The overall goal of this procedure is to observe spatial distribution of microbial strains during swarming, sliding, or biofilm formation using fluorescent microscopy. This method can help answer key questions in the social microbiology field, such as how spatial segregation influences microbial interaction. The main advantage of this technique is that the fitness and spatial distribution of microbial strains can be easily assessed using microscopic techniques and subsegment image analysis.
Demonstrating the procedure will be Theresa Holscher, a PhD researcher from my laboratory. On the day before the experiment, add three milliliters of LB medium to a culture tube and inoculate it from a freezer stock of B.subtilis. Repeat this inoculation with a separate tube for each strain of interest.
Place the tubes into a horizontal shaking incubator at 37 degrees Celsius overnight. To prepare plates for swarming and sliding experiments, pour 20 milliliters of tempered LB medium into a 90 millimeter polystyrene Petri dish. Close the dish immediately and them place it to one side of the sterile hood to cool for at least one hour.
Next, prepare plates for colony biofilm experiments by pouring 25 milliliters of agar two times SG medium into a 90 millimeter Petri dish. Close the plates immediately and set them to cool in stacks of four or less for at least one hour. To begin, place the LB agar swarming and sliding plates in a laminar flow hood and remove the lids.
Allow the plates to dry for 20 minutes. The humidity of the plates in these experiments is critical. While excess moisture allows bacteria to swim, prolonged drying prevents swarming and sliding.
Similarly, colony biofilm structure depends on the dryness of the medium. Using a spectrophotometer, determine the optical densities of overnight starter cultures at 600 nanometers. In a 1.5 milliliter microcentrifuge tube, mix density normalized quantities of the green and red fluorescent protein producing strains for a total of 200 microliters.
Vortex the tube for three seconds. Using a micro-pipette, spot two microliters of the mixed culture onto the center of a pre-dried 90 millimeter LB agar plate in the laminar flow hood. Place the plate to dry for 10 minutes.
Finally, incubate the plates at 37 degrees Celsius in an upright position to prevent condensation from collecting on the agar's surface. First, place the two times SG agar plates in a laminar flow hood for 15 minutes to dry. Next, add 100 microliters each of the green and red fluorescent protein producing biofilm strain, B.subtilis 168 starter cultures, into a 1.5 milliliter microcentrifuge tube.
Vortex the tube for three seconds. Prepare tubes with 100 microliters of LB medium and using the mixed culture, create a 10 fold dilution series of inoculates. Using a micro-pipette, spot two microliters of the non-diluted mixed culture onto the two times SG agar plate.
Repeat this with inoculates for the 10 to the one, 10 to the two, 10 to the three, and 10 to the four dilutions, spacing spots at equal distances to allow six to nine colonies to be grown on a single dish. Incubate the plates upright at 30 degrees Celsius for one to three days. To begin, place plates on the imaging platform of a fluorescence detecting microscope.
For sliding and swarming experiments, set the origin of inoculation, the middle of the Petri dish, to the corner of the visible field to allow for the measurement of radial colony expansion.

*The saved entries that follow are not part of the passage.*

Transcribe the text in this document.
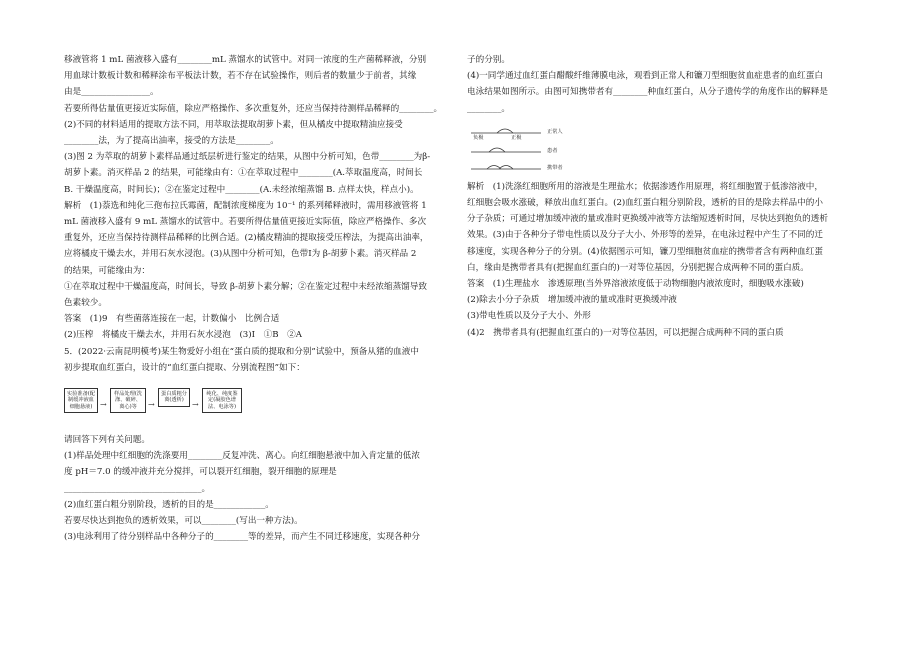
移液管将 1 mL 菌液移入盛有________mL 蒸馏水的试管中。对同一浓度的生产菌稀释液，分别

用血球计数板计数和稀释涂布平板法计数，若不存在试验操作，则后者的数量少于前者，其缘

由是________________。

若要所得估量值更接近实际值，除应严格操作、多次重复外，还应当保持待测样品稀释的________。

(2)不同的材料适用的提取方法不同，用萃取法提取胡萝卜素，但从橘皮中提取精油应接受

________法，为了提高出油率，接受的方法是________。

(3)图 2 为萃取的胡萝卜素样品通过纸层析进行鉴定的结果，从图中分析可知，色带________为β-

胡萝卜素。消灭样品 2 的结果，可能缘由有：①在萃取过程中________(A.萃取温度高，时间长

B. 干燥温度高，时间长)；②在鉴定过程中________(A.未经浓缩蒸馏 B. 点样太快，样点小)。

解析　(1)萘选和纯化三孢布拉氏霉菌，配制浓度梯度为 10⁻¹ 的系列稀释液时，需用移液管将 1

mL 菌液移入盛有 9 mL 蒸馏水的试管中。若要所得估量值更接近实际值，除应严格操作、多次

重复外，还应当保持待测样品稀释的比例合适。(2)橘皮精油的提取接受压榨法，为提高出油率，

应将橘皮干燥去水，并用石灰水浸泡。(3)从图中分析可知，色带Ⅰ为 β-胡萝卜素。消灭样品 2

的结果，可能缘由为：

①在萃取过程中干燥温度高，时间长，导致 β-胡萝卜素分解；②在鉴定过程中未经浓缩蒸馏导致

色素较少。

答案　(1)9　有些菌落连接在一起，计数偏小　比例合适

(2)压榨　将橘皮干燥去水，并用石灰水浸泡　(3)Ⅰ　①B　②A

5．(2022·云南昆明模考)某生物爱好小组在“蛋白质的提取和分别”试验中，预备从猪的血液中

初步提取血红蛋白，设计的“血红蛋白提取、分别流程图”如下：

实验准备(配制缓冲液血细胞悬液) →
样品处理(洗涤、破碎、离心)等	→
蛋白质粗分离(透析)	→
纯化、纯度鉴定(凝胶色谱法、电泳等)

请回答下列有关问题。

(1)样品处理中红细胞的洗涤要用________反复冲洗、离心。向红细胞悬液中加入肯定量的低浓

度 pH＝7.0 的缓冲液并充分搅拌，可以裂开红细胞，裂开细胞的原理是

________________________________。

(2)血红蛋白粗分别阶段，透析的目的是____________。

若要尽快达到抱负的透析效果，可以________(写出一种方法)。

(3)电泳利用了待分别样品中各种分子的________等的差异，而产生不同迁移速度，实现各种分

子的分别。

(4)一同学通过血红蛋白醋酸纤维薄膜电泳，观看到正常人和镰刀型细胞贫血症患者的血红蛋白

电泳结果如图所示。由图可知携带者有________种血红蛋白，从分子遗传学的角度作出的解释是

________。

负极	正极
正常人
患者
携带者

解析　(1)洗涤红细胞所用的溶液是生理盐水；依据渗透作用原理，将红细胞置于低渗溶液中，

红细胞会吸水涨破，释放出血红蛋白。(2)血红蛋白粗分别阶段，透析的目的是除去样品中的小

分子杂质；可通过增加缓冲液的量或准时更换缓冲液等方法缩短透析时间，尽快达到抱负的透析

效果。(3)由于各种分子带电性质以及分子大小、外形等的差异，在电泳过程中产生了不同的迁

移速度，实现各种分子的分别。(4)依据图示可知，镰刀型细胞贫血症的携带者含有两种血红蛋

白，缘由是携带者具有(把握血红蛋白的)一对等位基因，分别把握合成两种不同的蛋白质。

答案　(1)生理盐水　渗透原理(当外界溶液浓度低于动物细胞内液浓度时，细胞吸水涨破)

(2)除去小分子杂质　增加缓冲液的量或准时更换缓冲液

(3)带电性质以及分子大小、外形

(4)2　携带者具有(把握血红蛋白的)一对等位基因，可以把握合成两种不同的蛋白质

Adjust the magnification to the highest resolution that allows imaging of the biggest possible region of the 90 millimeter plate. Adjust the exposure time appropriately, depending on the strength of the fluorescent signal.
For biofilm analysis, position a colony of interest in the center of the field of view. Set the magnification at the highest resolution that allows the entire colony to be viewed. Colonies are now ready for measurement and analysis.
Finally, analyze the data as described in the text protocol. This figure shows the growth of a typical two strain co-inoculated Bacillus subtilis colony. Swarming, which is a flagellant dependent collective surface movement results in a highly mixed population.
In this time-lapse video, the initial inoculant was placed in the center of the plate spread. Thin layer swarming is clearly observed and as the colony develops, the two red and green fluorescent strains appear mixed and overlapping. Conversely, images of sliding behavior show defined sectors of growth corresponding to the differently labeled fluorescent strains.
This video shows the growth of a sliding co-inoculated colony in which the strains lack functioning flagella. These colonies are still able to spread using a combination of secreted exo-polysaccharide, hydrophobin, and surfactin. Resulting colonies display distinct spatial growth assortment compared to the swarming strain.
Biofilm producing colonies starting cell densities heavily influenced the spatial assortment of the resulting colonies. Colonies initiated with high cell density of the mixed populations, showed minor or no spatial assortment. In contrast, when cell density at initiation was low clear green and red fluorescent sectors could be detected.
After watching this video you should have a good understanding of how to determine the relative abundances of fluorescently labeled strains in microbial colonies, examine spatial segregation, and study the influence of founder cell density.